That's right, the Jorgensens are jumping ship! Back in June, I wrote a post about our plans to dig a hole and build a house in Cedar Falls. We've been dreaming up plans to build for, well, a long time, and the new development we will soon call our home has been a slow, unyielding process getting started. It's been a blessing, really, as it's given us time to get settled as a family of four and figure out what we really want and need in a floor plan, but it's come with more challenges that I could have ever foreseen, even though every one under the sun warned me about it! The biggest blessing, though, has been this charming pile of bricks behind me. We put our house on the market at the beginning of September, not knowing how long it would take to sell and wanting to avoid the slow market of the winter and holiday season. Well, our house sold within a week of sticking that sign in the ground. We enjoyed a week's worth of sparkly clean, show-ready status and were floored when we got a call from our realtor so soon, especially after we were told time and time again how slow the market is right now. We were prepared for it to sit, but were not prepared for it to sell so quickly! The offer was hard to pass up, even though when we got the call our basement was just being dug! The timing was not ideal, but, we praised God for a speedy sale and moved on to climbing the next mountain.

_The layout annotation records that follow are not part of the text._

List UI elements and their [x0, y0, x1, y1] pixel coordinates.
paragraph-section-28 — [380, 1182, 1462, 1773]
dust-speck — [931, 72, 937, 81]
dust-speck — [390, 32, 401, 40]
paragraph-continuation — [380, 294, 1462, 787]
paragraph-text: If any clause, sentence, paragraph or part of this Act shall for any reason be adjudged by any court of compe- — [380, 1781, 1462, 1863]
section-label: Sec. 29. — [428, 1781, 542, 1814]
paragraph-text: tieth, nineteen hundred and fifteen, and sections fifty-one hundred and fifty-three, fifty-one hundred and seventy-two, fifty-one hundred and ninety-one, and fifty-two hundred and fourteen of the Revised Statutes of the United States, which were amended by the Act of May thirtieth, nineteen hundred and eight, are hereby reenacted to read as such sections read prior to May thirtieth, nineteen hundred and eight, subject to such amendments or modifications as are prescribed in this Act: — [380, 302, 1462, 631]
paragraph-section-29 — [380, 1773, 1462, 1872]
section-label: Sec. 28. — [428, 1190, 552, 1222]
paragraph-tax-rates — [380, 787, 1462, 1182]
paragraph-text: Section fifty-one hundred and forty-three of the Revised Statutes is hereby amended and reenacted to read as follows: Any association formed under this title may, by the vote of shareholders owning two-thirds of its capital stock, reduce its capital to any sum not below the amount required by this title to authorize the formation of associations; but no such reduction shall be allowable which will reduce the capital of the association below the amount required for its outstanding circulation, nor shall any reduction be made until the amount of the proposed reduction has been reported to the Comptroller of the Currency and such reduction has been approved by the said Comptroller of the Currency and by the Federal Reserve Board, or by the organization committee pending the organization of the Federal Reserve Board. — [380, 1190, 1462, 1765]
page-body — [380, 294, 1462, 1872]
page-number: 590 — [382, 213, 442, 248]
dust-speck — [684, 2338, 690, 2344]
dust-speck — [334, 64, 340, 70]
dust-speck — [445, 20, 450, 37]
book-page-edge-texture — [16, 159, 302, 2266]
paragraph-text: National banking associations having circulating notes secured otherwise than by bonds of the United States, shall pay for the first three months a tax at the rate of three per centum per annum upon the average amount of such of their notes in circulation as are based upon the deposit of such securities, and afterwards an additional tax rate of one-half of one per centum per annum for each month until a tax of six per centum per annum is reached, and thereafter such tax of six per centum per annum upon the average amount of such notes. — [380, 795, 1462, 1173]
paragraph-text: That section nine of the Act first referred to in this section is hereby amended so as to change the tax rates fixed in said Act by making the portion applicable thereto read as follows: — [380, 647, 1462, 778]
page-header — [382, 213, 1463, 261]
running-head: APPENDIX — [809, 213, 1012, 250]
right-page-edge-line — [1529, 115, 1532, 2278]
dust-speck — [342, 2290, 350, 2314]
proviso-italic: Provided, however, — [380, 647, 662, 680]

Fast forward two months later and we finally have that SOLD sign in our front yard. The months between our initial offer and all the rigamarole that goes into financing, inspections, appraisals, etc. was definitely a test of our patience and our desire to control what's around us, but we learned to let go and focus on what we could control. We continued to move forward on our house, projected to be move-in ready early 2015, and did our best to maintain normalcy for our kiddos. Now, with just two nights left in this place we've called home for eight years, it's all starting to sink in. It hits me at weird times, like when I pull the garage door opener off my car mirror and realize very soon, someone else will push the exact same button and pull their car into the exact same place I have for the past eight years. It hits me when I look at our backyard, the leftover leaves and summer toys scattered throughout and realize we won't ever again lay under that shade tree and read books while we wait for Beau to get home from work. It's the weirdest thing, handing over a piece of your identity by signing a paper, knowing you will likely never see it again. So much of us exists inside these walls and it's hard to think that soon someone else will make a life here. It's been just what we've needed, the perfect refuge to build our marriage on, bring our babies home to, and create our family's story. Our roots are strong under this foundation, but we're taking the fruits of our labors with us, to plant new seeds and water new stories for our family in a house with lots of room to grow. It's the most bittersweet feeling in the world, leaving behind something so dear to us, knowing that so much good lies ahead of it.
So now where are we going? Well, as of this Thursday night, we will be taking up residence with my parents while we await our new house to be completed. It's going to be quite the transition for all of us, but I am excited to spend the holidays close to family and take advantage of an extra set of hands or two while we finish up the decisions that go into building a house. We've packed most of our belongings into storage and have plans to live simply this holiday season, giving our kids a different take on the holidays. We've had our fair share of hustle and bustle this fall and I'm more than ready to slow down as much as we're afforded through the remainder of 2014. It's a bit of thrill thinking of making a temporary nest in our soon-to-be close quarters, to have lots of time to drink tea and talk with my mom, and to give Cruz lots of Papa time for a few months. It's going to be an adventure indeed, one we will soak up and make the most of. My parents have been working so hard readying their house to make room for our family and we are so grateful. It's truly taken a village and we are so thankful to have a good one.
So, here we go. It seems we've been packing for days and are finally seeing the end. We're looking forward to one last night on Fleur Drive tomorrow. We're planning on doing it right. Takeout on the living room floor, mixed drinks with whatever's left from the pantry, and piling on mattresses for one last sleep in our rooms. It doesn't get any better than that. :)
Congratulations! We, too, are in the beginning stages of this process. It has absolutely taken longer than expected and I know is a test of our patience! We have just broke ground so you're ahead of us. I appreciate your post, reminding me to enjoy our last Christmas in our home of eight years. When I start feeling frustrated or anxious about things not happening on my timeline, I try to remember that we will never get these days back and I know I will one day miss the chaos of our big family in this smaller home. Looking forward to seeing your progress!